Our current methodology has proved that it enhances the predictive power of the CFP representations, and that the filtering and refinement of ChEMBL families enriches our results. However, the portability of our target prediction approach is as important as the quality of the results for the WADA prohibited compounds. This workflow can easily be used with different molecular representation techniques, new sets of rules, and with a different clustering algorithm (with due consideration of the stopping criterion); hence it represents a truly portable methodology.


The computations described in Methods were carried out on a custom-built computer using an Intel i3 processor @ 3.10Ghz with 4GB of RAM.

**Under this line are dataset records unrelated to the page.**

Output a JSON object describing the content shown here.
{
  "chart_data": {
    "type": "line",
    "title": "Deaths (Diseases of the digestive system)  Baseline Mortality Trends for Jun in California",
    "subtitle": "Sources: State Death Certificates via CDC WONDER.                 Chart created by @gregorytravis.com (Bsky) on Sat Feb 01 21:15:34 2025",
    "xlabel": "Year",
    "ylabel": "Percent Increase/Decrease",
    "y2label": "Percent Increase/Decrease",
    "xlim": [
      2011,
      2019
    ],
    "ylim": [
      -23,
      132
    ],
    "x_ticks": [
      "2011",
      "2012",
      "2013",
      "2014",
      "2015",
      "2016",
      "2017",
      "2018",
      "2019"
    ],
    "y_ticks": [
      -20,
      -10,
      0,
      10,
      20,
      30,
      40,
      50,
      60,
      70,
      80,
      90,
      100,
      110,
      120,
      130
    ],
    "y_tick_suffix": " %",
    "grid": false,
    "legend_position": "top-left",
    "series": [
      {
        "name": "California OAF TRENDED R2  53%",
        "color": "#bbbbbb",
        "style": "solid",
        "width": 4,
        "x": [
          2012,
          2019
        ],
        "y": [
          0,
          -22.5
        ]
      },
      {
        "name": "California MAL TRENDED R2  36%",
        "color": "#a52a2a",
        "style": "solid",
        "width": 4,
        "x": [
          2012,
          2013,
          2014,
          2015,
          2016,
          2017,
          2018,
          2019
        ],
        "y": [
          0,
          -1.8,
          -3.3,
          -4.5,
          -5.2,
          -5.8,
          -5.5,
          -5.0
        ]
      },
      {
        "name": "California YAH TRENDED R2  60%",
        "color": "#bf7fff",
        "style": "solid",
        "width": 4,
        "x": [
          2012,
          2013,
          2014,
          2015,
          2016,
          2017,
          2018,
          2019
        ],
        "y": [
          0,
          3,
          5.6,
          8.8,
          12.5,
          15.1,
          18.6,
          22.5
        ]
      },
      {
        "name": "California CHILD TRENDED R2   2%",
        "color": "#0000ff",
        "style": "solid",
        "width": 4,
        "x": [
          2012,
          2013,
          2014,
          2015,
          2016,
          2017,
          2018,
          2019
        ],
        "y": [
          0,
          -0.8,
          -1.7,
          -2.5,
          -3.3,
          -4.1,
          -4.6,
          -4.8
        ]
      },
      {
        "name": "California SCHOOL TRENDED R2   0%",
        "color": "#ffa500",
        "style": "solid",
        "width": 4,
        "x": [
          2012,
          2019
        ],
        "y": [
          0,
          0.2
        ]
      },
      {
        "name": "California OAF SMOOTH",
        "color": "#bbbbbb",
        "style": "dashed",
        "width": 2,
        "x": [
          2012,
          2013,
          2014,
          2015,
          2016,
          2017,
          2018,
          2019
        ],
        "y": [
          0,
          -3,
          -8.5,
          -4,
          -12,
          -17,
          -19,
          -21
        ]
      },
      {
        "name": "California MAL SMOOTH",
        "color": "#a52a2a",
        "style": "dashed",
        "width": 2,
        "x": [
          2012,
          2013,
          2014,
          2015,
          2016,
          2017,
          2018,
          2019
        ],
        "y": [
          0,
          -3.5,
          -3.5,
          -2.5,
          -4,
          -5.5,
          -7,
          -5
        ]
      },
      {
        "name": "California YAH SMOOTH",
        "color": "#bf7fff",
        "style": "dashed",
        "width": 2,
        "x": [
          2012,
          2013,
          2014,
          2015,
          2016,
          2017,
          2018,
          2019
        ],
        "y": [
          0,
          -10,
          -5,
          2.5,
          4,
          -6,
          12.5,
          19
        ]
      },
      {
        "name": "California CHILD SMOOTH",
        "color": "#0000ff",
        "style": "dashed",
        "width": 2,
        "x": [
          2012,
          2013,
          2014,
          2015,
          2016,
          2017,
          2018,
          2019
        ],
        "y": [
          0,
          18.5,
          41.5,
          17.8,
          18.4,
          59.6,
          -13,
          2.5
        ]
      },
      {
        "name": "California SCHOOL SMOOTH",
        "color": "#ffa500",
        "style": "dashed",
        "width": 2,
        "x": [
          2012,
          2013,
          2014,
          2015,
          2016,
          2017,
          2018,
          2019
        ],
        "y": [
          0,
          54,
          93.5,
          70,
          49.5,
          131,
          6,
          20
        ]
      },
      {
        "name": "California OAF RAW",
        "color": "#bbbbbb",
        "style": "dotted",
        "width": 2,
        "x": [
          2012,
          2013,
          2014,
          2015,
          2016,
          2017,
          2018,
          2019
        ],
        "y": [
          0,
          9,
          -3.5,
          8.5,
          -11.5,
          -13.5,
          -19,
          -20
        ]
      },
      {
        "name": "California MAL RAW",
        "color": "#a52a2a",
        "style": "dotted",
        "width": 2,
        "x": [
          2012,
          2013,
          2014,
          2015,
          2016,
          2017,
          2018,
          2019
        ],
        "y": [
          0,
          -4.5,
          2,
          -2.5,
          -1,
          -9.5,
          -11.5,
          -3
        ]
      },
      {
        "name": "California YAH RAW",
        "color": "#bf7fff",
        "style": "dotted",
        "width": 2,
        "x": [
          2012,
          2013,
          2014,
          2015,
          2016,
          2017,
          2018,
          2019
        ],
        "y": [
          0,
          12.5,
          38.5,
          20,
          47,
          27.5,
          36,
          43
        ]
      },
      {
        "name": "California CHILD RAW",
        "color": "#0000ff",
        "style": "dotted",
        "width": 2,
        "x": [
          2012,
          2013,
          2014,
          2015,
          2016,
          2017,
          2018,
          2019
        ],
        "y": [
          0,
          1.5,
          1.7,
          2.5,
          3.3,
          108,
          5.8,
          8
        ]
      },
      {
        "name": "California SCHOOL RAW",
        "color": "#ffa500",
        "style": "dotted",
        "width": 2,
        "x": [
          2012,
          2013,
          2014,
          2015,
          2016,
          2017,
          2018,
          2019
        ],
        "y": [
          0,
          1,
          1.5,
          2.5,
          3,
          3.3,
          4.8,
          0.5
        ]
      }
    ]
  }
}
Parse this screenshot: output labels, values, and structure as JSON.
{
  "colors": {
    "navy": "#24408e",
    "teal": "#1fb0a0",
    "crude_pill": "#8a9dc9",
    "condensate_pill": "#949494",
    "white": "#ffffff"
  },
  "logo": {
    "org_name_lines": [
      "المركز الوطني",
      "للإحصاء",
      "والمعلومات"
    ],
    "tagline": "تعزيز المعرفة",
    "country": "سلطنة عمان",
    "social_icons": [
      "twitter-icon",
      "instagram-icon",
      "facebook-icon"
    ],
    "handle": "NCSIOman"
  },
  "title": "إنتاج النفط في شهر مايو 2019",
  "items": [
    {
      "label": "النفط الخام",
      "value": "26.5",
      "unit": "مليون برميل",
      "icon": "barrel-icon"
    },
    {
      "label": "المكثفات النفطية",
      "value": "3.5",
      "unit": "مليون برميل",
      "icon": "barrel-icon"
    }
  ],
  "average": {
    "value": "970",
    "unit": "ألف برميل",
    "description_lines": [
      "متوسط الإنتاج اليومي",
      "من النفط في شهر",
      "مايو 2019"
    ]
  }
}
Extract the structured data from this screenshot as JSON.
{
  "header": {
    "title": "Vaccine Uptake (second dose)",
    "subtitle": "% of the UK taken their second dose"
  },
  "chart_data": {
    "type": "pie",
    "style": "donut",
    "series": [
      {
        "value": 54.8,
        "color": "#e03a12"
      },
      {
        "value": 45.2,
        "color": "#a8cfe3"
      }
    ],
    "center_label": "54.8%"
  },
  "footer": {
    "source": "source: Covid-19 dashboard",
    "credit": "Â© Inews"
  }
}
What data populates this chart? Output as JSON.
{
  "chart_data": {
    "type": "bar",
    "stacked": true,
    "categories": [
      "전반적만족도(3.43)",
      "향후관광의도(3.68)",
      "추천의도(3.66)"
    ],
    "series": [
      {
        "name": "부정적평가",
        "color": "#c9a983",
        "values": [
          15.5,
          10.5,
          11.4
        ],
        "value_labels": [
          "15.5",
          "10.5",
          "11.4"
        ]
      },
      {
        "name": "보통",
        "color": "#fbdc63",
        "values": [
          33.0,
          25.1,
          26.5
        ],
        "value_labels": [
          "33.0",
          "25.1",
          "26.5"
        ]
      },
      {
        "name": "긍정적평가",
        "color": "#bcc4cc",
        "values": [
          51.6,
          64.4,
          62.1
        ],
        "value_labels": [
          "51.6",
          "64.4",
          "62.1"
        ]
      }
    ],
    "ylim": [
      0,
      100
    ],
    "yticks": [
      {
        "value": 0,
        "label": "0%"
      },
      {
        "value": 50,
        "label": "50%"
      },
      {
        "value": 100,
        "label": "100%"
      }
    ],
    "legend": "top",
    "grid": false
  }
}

We have presented here a novel application of a state-of-the-art protein target prediction approach to predict compound-target associations relevant to the athletic performance-enhancing properties of molecules. Further, we have shown how one of the most important and well-populated cheminformatics resources, the freely available ChEMBL database, can be decomposed into bioactivity-based refined families of ligands. Our refined families consist of separate scaffold-groups, and their use significantly improves the classification performance; full details of our refined families are given in Additional file 3. Our validations show an encouraging correspondence with independent experimental results, with 66.98% of test cases having the parent refined family as the top prediction and 87.25% having the parent refined family among the top four hits. Having thus validated our approach, we used it to identify the protein targets associated with the WADA prohibited classes. Across the seven WADA classes considered, we find a combination of expected and unexpected protein targets for their constituent molecules. Analysis of the literature, however, demonstrates that many of the non-obvious targets have biochemically or clinically validated connections with the expected bioactivities. For compounds where we do not have experimental data, we make predictions of bioactivity, seeing a number of very interesting predictions of relevant pharmacological activities for diverse compounds. These predictions are testable by future experiments.